4 Dem genügt der vorliegende Antrag aus mehreren Gründen nicht.
5 Die Antragstellerin hat versäumt, das Gutachten der vom Familiengericht beauftragten Sachverständigen vorzulegen oder dieses zumindest seinem wesentlichen Inhalt nach vorzutragen. Entsprechendes gilt für die Einschätzungen der übrigen fachlichen Beteiligten. Ausweislich der Antragsbegründung stützt sich das Familiengericht bei der Anordnung des Umgangs gerade auf die genannten Stellungnahmen. Die Antragstellerin trägt auch nicht vor, dass ihr das schriftliche Sachverständigengutachten und die Stellungnahmen der übrigen im Ausgangsverfahren fachlich Beteiligten nicht vorliegen würden.
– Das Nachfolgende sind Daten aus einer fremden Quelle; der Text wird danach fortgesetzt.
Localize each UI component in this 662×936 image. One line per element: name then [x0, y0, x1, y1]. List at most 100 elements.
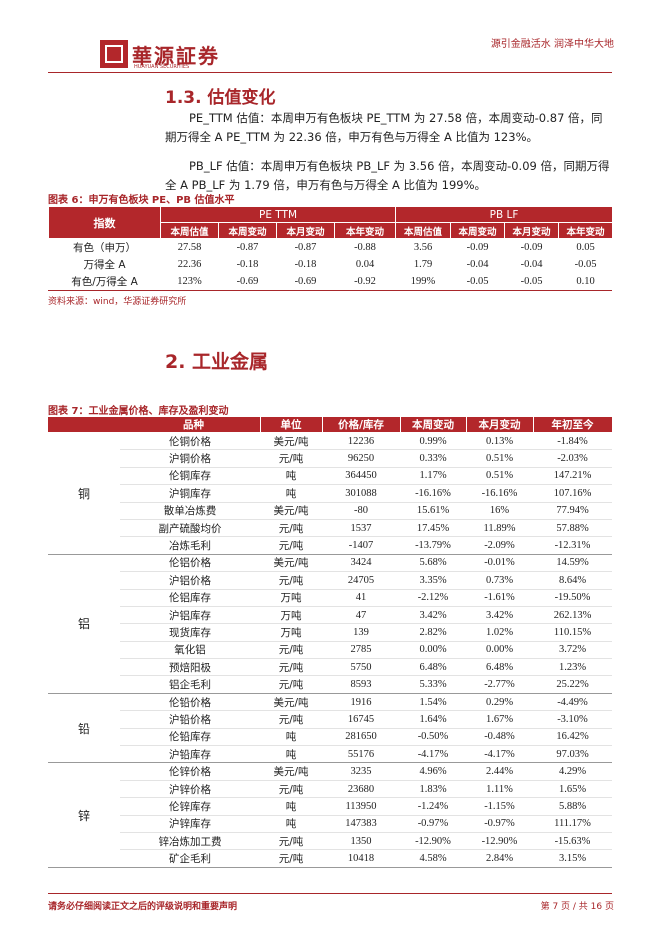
header-cell: 本年变动 [558, 222, 614, 239]
cell: -3.10% [533, 710, 612, 729]
cell: 沪锌库存 [120, 815, 260, 833]
cell: 沪铜价格 [120, 449, 260, 468]
cell: 1.11% [466, 780, 533, 799]
cell: -0.50% [400, 728, 466, 747]
group-label: 铜 [48, 432, 120, 555]
cell: 107.16% [533, 484, 612, 503]
cell: 伦铅价格 [120, 693, 260, 712]
cell: 41 [322, 589, 400, 607]
cell: 10418 [322, 849, 400, 868]
table-row: 有色（申万） 27.58 -0.87 -0.87 -0.88 3.56 -0.09 -0.09… [49, 239, 613, 256]
cell: -15.63% [533, 832, 612, 851]
cell: 6.48% [466, 658, 533, 677]
cell: 0.00% [400, 641, 466, 660]
cell: -1.15% [466, 797, 533, 816]
cell: 沪铝库存 [120, 606, 260, 625]
cell: 3.15% [533, 849, 612, 868]
cell: -1.84% [533, 432, 612, 451]
cell: 25.22% [533, 675, 612, 694]
caption: 图表 6：申万有色板块 PE、PB 估值水平 [48, 195, 235, 206]
header-cell: 年初至今 [532, 416, 613, 433]
cell: 147.21% [533, 467, 612, 486]
header-cell: PB LF [395, 206, 614, 223]
cell: 元/吨 [260, 849, 322, 868]
table-row: 伦铜库存吨 364450 1.17% 0.51% 147.21% [48, 467, 612, 486]
cell: -0.09 [520, 241, 543, 253]
cell: -2.09% [466, 536, 533, 555]
cell: -2.77% [466, 675, 533, 694]
source: 资料来源：wind，华源证券研究所 [48, 297, 187, 307]
cell: 沪铝价格 [120, 571, 260, 590]
header-cell: 品种 [48, 416, 261, 433]
cell: -12.90% [466, 832, 533, 851]
paragraph: PB_LF 估值：本周申万有色板块 PB_LF 为 3.56 倍，本周变动-0.… [165, 159, 610, 192]
cell: -0.92 [354, 275, 376, 287]
cell: 0.51% [466, 467, 533, 486]
cell: -0.18 [236, 258, 259, 270]
cell: 伦铜库存 [120, 467, 260, 486]
table-row: 冶炼毛利 元/吨 -1407 -13.79% -2.09% -12.31% [48, 536, 612, 555]
cell: 沪锌价格 [120, 780, 260, 799]
cell: 23680 [322, 780, 400, 799]
cell: -1.61% [466, 589, 533, 607]
cell: 矿企毛利 [120, 849, 260, 868]
cell: 139 [322, 623, 400, 642]
table-row: 伦铝库存 万吨 41 -2.12% -1.61% -19.50% [48, 589, 612, 607]
cell: 1.17% [400, 467, 466, 486]
cell: 47 [322, 606, 400, 625]
cell: 元/吨 [260, 675, 322, 694]
logo-name: 華源証券 [132, 44, 220, 68]
cell: 沪铅价格 [120, 710, 260, 729]
cell: 2.82% [400, 623, 466, 642]
table-row: 预焙阳极 元/吨 5750 6.48% 6.48% 1.23% [48, 658, 612, 677]
cell: 0.13% [466, 432, 533, 451]
cell: -0.04 [466, 258, 489, 270]
table-row: 沪铅价格 元/吨 16745 1.64% 1.67% -3.10% [48, 710, 612, 729]
header-rule [48, 72, 612, 73]
cell: -0.09 [466, 241, 489, 253]
footer-rule [48, 893, 612, 894]
cell: -80 [322, 502, 400, 520]
cell: 元/吨 [260, 536, 322, 555]
cell: 吨 [260, 728, 322, 747]
cell: -0.05 [466, 275, 489, 287]
table-row: 铝伦铝价格 美元/吨 3424 5.68% -0.01% 14.59% [48, 554, 612, 694]
cell: 1.65% [533, 780, 612, 799]
header-cell: 本周估值 [160, 222, 219, 239]
cell: -2.12% [400, 589, 466, 607]
caption: 图表 7：工业金属价格、库存及盈利变动 [48, 406, 229, 417]
cell: 有色（申万） [73, 241, 136, 254]
cell: 3.35% [400, 571, 466, 590]
cell: -1.24% [400, 797, 466, 816]
cell: 沪铜库存 [120, 484, 260, 503]
table-rule [48, 290, 612, 291]
cell: -1407 [322, 536, 400, 555]
header-row: 本周估值 本周变动 本月变动 本年变动 本周估值 本周变动 本月变动 本年变动 [49, 222, 614, 239]
cell: 2785 [322, 641, 400, 660]
cell: 24705 [322, 571, 400, 590]
cell: -0.88 [354, 241, 376, 253]
cell: 伦铜价格 [120, 432, 260, 451]
cell: -0.69 [294, 275, 317, 287]
cell: 3.56 [413, 241, 433, 253]
paragraph: PE_TTM 估值：本周申万有色板块 PE_TTM 为 27.58 倍，本周变动… [165, 111, 603, 144]
cell: 5.88% [533, 797, 612, 816]
cell: -0.48% [466, 728, 533, 747]
cell: 伦铅库存 [120, 728, 260, 747]
header-cell: 价格/库存 [321, 416, 401, 433]
table-row: 沪锌价格 元/吨 23680 1.83% 1.11% 1.65% [48, 780, 612, 799]
table-row: 沪锌库存吨 147383 -0.97% -0.97% 111.17% [48, 815, 612, 833]
header-cell: 本周变动 [218, 222, 277, 239]
cell: 1.79 [413, 258, 433, 270]
cell: 1537 [322, 519, 400, 538]
logo-icon [100, 40, 128, 68]
cell: 364450 [322, 467, 400, 486]
header-cell: 本周变动 [450, 222, 506, 239]
cell: 1.23% [533, 658, 612, 677]
cell: -0.01% [466, 554, 533, 573]
page-number: 第 7 页 / 共 16 页 [540, 902, 614, 912]
table-row: 万得全 A 22.36 -0.18 -0.18 0.04 1.79 -0.04 -0.04 -0… [49, 256, 613, 273]
table-row: 散单冶炼费 美元/吨 -80 15.61% 16% 77.94% [48, 502, 612, 520]
cell: -4.17% [466, 745, 533, 764]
6 Soweit die Antragstellerin den Beschluss als "Überraschungsentscheidung" kennzeichnet und damit in der Sache offenbar eine Verletzung von Art. 103 Abs. 1 GG geltend macht, genügt die Begründung ihres Antrags ebenfalls nicht den Anforderungen. Es fehlt an Vortrag zur grundsätzlich auch im verfassungsgerichtlichen einstweiligen Rechtsschutzverfahren erforderlichen Rechtswegerschöpfung (vgl. Beschluss der 3. Kammer des Ersten Senats vom 2. September 2020 - 1 BvQ 91/20 -, juris, Rn. 2 m.w.N.). Ihr Antrag enthält weder Ausführungen dazu, ob eine nach § 44 FamFG statthafte Anhörungsrüge erhoben wurde noch dazu, ob ihr die Erschöpfung des fachgerichtlichen Rechtswegs ausnahmsweise nicht zumutbar gewesen sein könnte (vgl. § 90 Abs. 2 Satz 2 BVerfGG).
7 Diese Entscheidung ist unanfechtbar.